Background/Summary of Findings
Geographic atrophy is estimated to affect approximately 5 million individuals globally and is estimated to account for 26% of legal blindness cases in the United States. Patients with geographic atrophy may experience rapid disease progression. Approximately one-half and one-quarter of geographic atrophy–affected eyes have been shown to experience greater than or equal to 3 lines or [Equation] 6 lines of best-corrected visual acuity over 2 years, using the Early Treatment Diabetic Retinopathy Study charts. Although complement inhibition trials have demonstrated significant reduction in the growth of geographic atrophy lesions, when compared with sham treatments, there were not significant differences in functional outcomes. This study’s authors sought to determine whether there were correlations between functional and anatomical parameters that might help explain the discordance found in studies.
Using a retrospective analysis of the Lampalizumab phase 3 (NCT02247479 and NC02247531) and prospective observational (NCT02479386) trials, patients with bilateral geographic atrophy had monthly best-corrected visual acuity and fundus autofluorescence taken at baseline and every 6 months for 2 years. Baseline geographic atrophy from autofluorescence images were correlated to best-corrected visual acuity and change in best-corrected visual acuity. Best-corrected visual acuity changes were subgrouped by foveal vs nonfoveal involvement of the geographic atrophy and/or by focality of the geographic atrophy lesions. Time to best-corrected vision loss of greater than or equal to 5, greater than or equal to 10, and greater than or equal to 15 letters was then performed. The results were that best-corrected visual acuity and geographic atrophy area at baseline did not correlate with best-corrected visual acuity change at any visit. Geographic atrophy growth rate showed a weak correlation with best-corrected visual acuity loss, which increased over time. The 2 highest geographic atrophy growth rate quartiles had accelerated best-corrected visual acuity loss in eyes with subfoveal, unifocal lesions. Approximately 75%, 50%, and 25% of study eyes experienced a letter loss of greater than or equal to 5, greater than or equal to 10, and greater than or equal to 15 letters by 2 years, respectively.

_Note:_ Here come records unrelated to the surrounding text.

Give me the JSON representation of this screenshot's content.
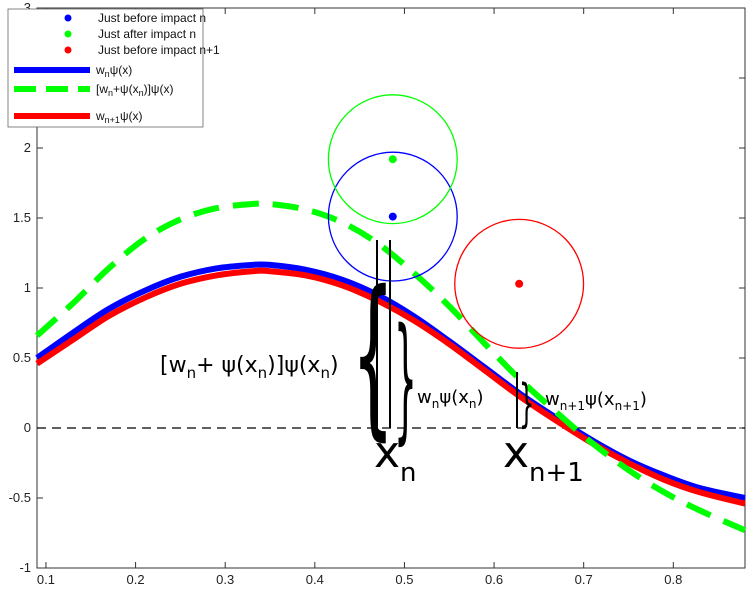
{
  "chart_data": {
    "type": "line",
    "title": "",
    "xlabel": "",
    "ylabel": "",
    "xlim": [
      0.09,
      0.88
    ],
    "ylim": [
      -1,
      3
    ],
    "xticks": [
      0.1,
      0.2,
      0.3,
      0.4,
      0.5,
      0.6,
      0.7,
      0.8
    ],
    "yticks": [
      -1,
      -0.5,
      0,
      0.5,
      1,
      1.5,
      2,
      2.5,
      3
    ],
    "xtick_labels": [
      "0.1",
      "0.2",
      "0.3",
      "0.4",
      "0.5",
      "0.6",
      "0.7",
      "0.8"
    ],
    "ytick_labels": [
      "-1",
      "-0.5",
      "0",
      "0.5",
      "1",
      "1.5",
      "2",
      "2.5",
      "3"
    ],
    "grid": false,
    "legend_position": "top-left",
    "legend": [
      {
        "label": "Just before impact n",
        "color": "#0000ff",
        "kind": "marker"
      },
      {
        "label": "Just after impact n",
        "color": "#00ff00",
        "kind": "marker"
      },
      {
        "label": "Just before impact n+1",
        "color": "#ff0000",
        "kind": "marker"
      },
      {
        "label": "w_nψ(x)",
        "color": "#0000ff",
        "kind": "line"
      },
      {
        "label": "[w_n+ψ(x_n)]ψ(x)",
        "color": "#00ff00",
        "kind": "dashed"
      },
      {
        "label": "w_n+1ψ(x)",
        "color": "#ff0000",
        "kind": "line"
      }
    ],
    "series": [
      {
        "name": "w_nψ(x)",
        "color": "#0000ff",
        "x": [
          0.09,
          0.13,
          0.17,
          0.21,
          0.25,
          0.29,
          0.33,
          0.35,
          0.39,
          0.43,
          0.47,
          0.51,
          0.55,
          0.59,
          0.63,
          0.67,
          0.71,
          0.75,
          0.79,
          0.83,
          0.88
        ],
        "y": [
          0.5,
          0.68,
          0.85,
          0.98,
          1.08,
          1.14,
          1.165,
          1.165,
          1.13,
          1.06,
          0.95,
          0.8,
          0.62,
          0.43,
          0.24,
          0.07,
          -0.09,
          -0.23,
          -0.34,
          -0.43,
          -0.5
        ]
      },
      {
        "name": "w_n+1ψ(x)",
        "color": "#ff0000",
        "x": [
          0.09,
          0.13,
          0.17,
          0.21,
          0.25,
          0.29,
          0.33,
          0.35,
          0.39,
          0.43,
          0.47,
          0.51,
          0.55,
          0.59,
          0.63,
          0.67,
          0.71,
          0.75,
          0.79,
          0.83,
          0.88
        ],
        "y": [
          0.46,
          0.63,
          0.8,
          0.93,
          1.03,
          1.09,
          1.12,
          1.12,
          1.09,
          1.02,
          0.91,
          0.77,
          0.6,
          0.41,
          0.22,
          0.05,
          -0.11,
          -0.25,
          -0.37,
          -0.46,
          -0.54
        ]
      },
      {
        "name": "[w_n+ψ(x_n)]ψ(x)",
        "color": "#00ff00",
        "dashed": true,
        "x": [
          0.09,
          0.13,
          0.17,
          0.21,
          0.25,
          0.29,
          0.33,
          0.35,
          0.39,
          0.43,
          0.47,
          0.51,
          0.55,
          0.59,
          0.63,
          0.67,
          0.71,
          0.75,
          0.79,
          0.83,
          0.88
        ],
        "y": [
          0.66,
          0.89,
          1.14,
          1.35,
          1.49,
          1.57,
          1.6,
          1.6,
          1.56,
          1.47,
          1.32,
          1.11,
          0.87,
          0.6,
          0.34,
          0.11,
          -0.11,
          -0.3,
          -0.46,
          -0.59,
          -0.73
        ]
      }
    ],
    "points": [
      {
        "label": "Just before impact n",
        "x": 0.487,
        "y": 1.51,
        "color": "#0000ff",
        "circle_radius": 0.46
      },
      {
        "label": "Just after impact n",
        "x": 0.487,
        "y": 1.92,
        "color": "#00ff00",
        "circle_radius": 0.46
      },
      {
        "label": "Just before impact n+1",
        "x": 0.628,
        "y": 1.03,
        "color": "#ff0000",
        "circle_radius": 0.46
      }
    ],
    "zero_line": {
      "y": 0,
      "style": "dashed",
      "color": "#000000"
    },
    "annotations": [
      {
        "text_main": "[w",
        "sub1": "n",
        "mid1": "+ ψ(x",
        "sub2": "n",
        "end": ")]ψ(x",
        "sub3": "n",
        "close": ")"
      },
      {
        "text_main": "w",
        "sub1": "n",
        "mid1": "ψ(x",
        "sub2": "n",
        "end": ")"
      },
      {
        "text_main": "w",
        "sub1": "n+1",
        "mid1": "ψ(x",
        "sub2": "n+1",
        "end": ")"
      },
      {
        "text_main": "x",
        "sub1": "n"
      },
      {
        "text_main": "x",
        "sub1": "n+1"
      }
    ]
  }
}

The authors concluded that best-corrected visual acuity and geographic atrophy area at baseline did not correlate with best-corrected visual acuity loss, but faster geographic atrophy growth rates appeared to be associated with faster best-corrected visual acuity loss. Geographic atrophy foveal involvement and focality correlated with the rate of best-corrected visual acuity loss with subfoveal lesions at high risk of vision loss over time, especially when the geographic atrophy lesion was unifocal.
Clinical Value/Implications
Although best-corrected visual acuity is not the best metric to use for understanding how patients with macular degeneration lose functionality, this study underscores that the characteristics of each individual geographic atrophy lesion will contribute to the rate of best-corrected vision loss. Accordingly, we need to assess each individual’s characteristics to determine whether it is likely that the use of anticomplement inhibition can have a beneficial effect in preserving vision through reducing geographic lesion growth.